Dubai: It’s not just the menus that keep changing at Dubai’s F&B outlets — even the operators are. The ranks of F&B businesses — especially those catering to the fast-service and mid-tier categories — being forced out by a weak marketplace as well as changing consumer tastes are growing with each quarter, according to industry sources.
But as older operators head for the exit, new ones are only too eager to get in — and in most cases at the same premises. “As a process of “gentrification” takes place in each residential community, some of the older restaurants are unable to compete, thereby allowing well-capitalised players to enter and take advantage of lower prices of acquisition,” said Abdul Hakeem Kamkar, Director at Al Danah Capital, which operates the BigBen, Bunchum and Arrions outlets.
“This is a process that has played out in International City, Discovery Gardens and is currently playing out in JLT, Jumeirah Village and Motor City.”
Going by the sheer number of new international franchises that have come in as well as concepts launched by home-grown startups, Dubai’s F&B space has had three outstanding years. It has been helped by the availability of new locations, most of which have been in the upscale parts of town.

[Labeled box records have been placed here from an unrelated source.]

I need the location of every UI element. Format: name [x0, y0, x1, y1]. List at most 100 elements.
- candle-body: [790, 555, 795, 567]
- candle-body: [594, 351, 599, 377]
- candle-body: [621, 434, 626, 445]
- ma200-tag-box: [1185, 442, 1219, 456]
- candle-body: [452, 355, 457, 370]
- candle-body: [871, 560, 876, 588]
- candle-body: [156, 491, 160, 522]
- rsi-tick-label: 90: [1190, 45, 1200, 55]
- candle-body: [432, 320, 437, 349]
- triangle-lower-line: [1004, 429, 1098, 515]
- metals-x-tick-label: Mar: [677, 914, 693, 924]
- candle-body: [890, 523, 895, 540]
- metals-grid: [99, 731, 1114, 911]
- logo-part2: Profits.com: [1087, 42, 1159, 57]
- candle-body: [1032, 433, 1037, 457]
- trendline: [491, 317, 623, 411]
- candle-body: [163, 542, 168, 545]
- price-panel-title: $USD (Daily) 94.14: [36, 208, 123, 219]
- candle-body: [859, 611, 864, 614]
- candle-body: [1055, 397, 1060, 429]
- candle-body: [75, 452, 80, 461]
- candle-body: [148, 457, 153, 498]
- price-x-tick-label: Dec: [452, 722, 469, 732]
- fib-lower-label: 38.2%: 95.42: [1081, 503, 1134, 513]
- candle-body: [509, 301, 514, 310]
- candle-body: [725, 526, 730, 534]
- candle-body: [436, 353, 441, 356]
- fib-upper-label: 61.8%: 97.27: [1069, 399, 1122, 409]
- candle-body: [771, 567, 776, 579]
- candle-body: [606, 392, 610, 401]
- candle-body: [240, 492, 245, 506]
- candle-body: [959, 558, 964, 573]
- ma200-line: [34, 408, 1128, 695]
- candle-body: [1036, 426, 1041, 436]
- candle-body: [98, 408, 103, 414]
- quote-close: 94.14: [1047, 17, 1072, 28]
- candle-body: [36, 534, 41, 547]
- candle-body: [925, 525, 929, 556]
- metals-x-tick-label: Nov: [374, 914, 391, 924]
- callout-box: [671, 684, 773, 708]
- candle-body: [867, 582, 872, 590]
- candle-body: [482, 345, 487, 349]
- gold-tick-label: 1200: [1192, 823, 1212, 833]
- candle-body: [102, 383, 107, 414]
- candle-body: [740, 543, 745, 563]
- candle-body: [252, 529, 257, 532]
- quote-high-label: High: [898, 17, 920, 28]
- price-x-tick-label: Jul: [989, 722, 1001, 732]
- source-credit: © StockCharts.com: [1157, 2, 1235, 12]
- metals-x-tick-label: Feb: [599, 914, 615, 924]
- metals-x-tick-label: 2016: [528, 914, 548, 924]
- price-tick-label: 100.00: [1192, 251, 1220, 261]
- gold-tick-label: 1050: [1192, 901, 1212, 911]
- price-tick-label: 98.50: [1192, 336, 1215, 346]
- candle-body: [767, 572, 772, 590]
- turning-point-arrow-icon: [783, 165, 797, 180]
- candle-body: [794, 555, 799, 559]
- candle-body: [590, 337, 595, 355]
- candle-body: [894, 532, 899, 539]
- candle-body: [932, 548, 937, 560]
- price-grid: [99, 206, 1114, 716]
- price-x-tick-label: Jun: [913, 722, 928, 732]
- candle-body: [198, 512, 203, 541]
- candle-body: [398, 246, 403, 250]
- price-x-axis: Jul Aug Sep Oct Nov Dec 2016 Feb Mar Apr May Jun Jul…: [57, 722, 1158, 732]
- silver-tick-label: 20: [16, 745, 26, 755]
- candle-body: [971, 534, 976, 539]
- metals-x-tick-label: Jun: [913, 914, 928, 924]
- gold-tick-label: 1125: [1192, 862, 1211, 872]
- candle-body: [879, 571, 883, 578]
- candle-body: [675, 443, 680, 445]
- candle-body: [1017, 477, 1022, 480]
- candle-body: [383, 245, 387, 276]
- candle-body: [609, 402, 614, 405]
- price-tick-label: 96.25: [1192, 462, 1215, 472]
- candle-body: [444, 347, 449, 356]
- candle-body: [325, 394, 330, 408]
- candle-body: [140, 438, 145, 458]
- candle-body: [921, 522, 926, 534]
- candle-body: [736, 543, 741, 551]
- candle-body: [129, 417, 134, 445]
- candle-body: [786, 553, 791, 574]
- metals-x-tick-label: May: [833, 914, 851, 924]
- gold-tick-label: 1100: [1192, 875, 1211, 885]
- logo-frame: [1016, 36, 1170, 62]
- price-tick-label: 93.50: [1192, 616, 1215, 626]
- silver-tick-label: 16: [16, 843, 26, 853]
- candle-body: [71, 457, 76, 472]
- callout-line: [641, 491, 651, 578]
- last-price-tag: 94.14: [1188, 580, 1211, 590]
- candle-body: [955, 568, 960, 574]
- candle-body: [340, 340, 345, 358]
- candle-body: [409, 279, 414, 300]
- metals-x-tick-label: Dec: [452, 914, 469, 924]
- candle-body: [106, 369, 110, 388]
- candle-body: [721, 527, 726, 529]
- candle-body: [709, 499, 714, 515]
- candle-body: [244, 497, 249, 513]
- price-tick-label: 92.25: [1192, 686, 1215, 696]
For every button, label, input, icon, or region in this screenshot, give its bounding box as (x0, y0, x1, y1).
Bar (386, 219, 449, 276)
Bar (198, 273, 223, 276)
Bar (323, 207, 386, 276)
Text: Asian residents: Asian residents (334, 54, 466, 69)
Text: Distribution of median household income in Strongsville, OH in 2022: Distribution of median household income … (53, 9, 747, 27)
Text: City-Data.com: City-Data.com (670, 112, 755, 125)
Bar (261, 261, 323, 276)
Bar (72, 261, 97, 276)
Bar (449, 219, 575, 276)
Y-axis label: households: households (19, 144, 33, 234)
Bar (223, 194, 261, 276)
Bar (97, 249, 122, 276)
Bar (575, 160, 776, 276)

Incidentally, the restaurants that are shutting down tend to have a profile at the lower end of the price/positioning spectrum. “This manifests itself in the form of a proliferation of restaurants that are quite unable to distinguish between themselves either in the cuisine or in terms of price,” said Kamkar.
“This has allowed for a high number of acquisition opportunities - of the premises rather than the concept, primarily because the concepts for the most part are still charging substantial premiums. We expect that as competition intensifies, a number of well-positioned concepts could be ripe for acquisition. And such deals will increase in the medium term.”
The landlords of these premises are just as willing to take on a new tenant at the earliest opportunity rather than see them remain vacant for a long time. In most cases, they may also not be in a position to charge a higher rent for the incoming tenant. There could be some mark-up in the ‘key money’ demands, but not to the extent that the prospective F&B operator will find insurmountable.
“Acquisitions can be broken down into two categories : where existing brands are acquired with a capital infusion or [where] the premises are acquired but the concept is rebranded,” said Kamkar. “Al Danah Capital has thus far adopted the latter approach, whereby the premises and equipment are acquired at or near replacement value, and a rebranding takes place at great locations with legacy rents.”
On the plus side for F&B operators, the operational set up costs have “only increased slightly and the franchise fees have remained static,” said Manoj Domadia, Head of Marketing at Al Madani Group, which runs the Charley’s Grilled Subs franchise. But the “leasing/rental costs are the most significant change and — in most cases — are unjustified”.
“The cost of setting up an outlet in the last two years has risen by around 15 per cent.”
According to Roshan Raju Sambhwani, Managing Director of Trident Foods and the franchise rights holder of ‘Which wich’, there is only so much that an operator can do to trim costs. “Because we have to abide to brand standards, there is no room to adjust costs in terms of the food, packaging and customer service, which takes up the majority of the running costs,” said Sambhwani.
But for serial F&B operators, costs are incidental. The thrill of trying to identify gaps in the market that need filling up is always there. For many, it is a craving that needs to be satiated.
“We are continuing with our expansion plans ... with talks taking place with two major brands and at the same time working on developing one homegrown concept,” said Sambhwani.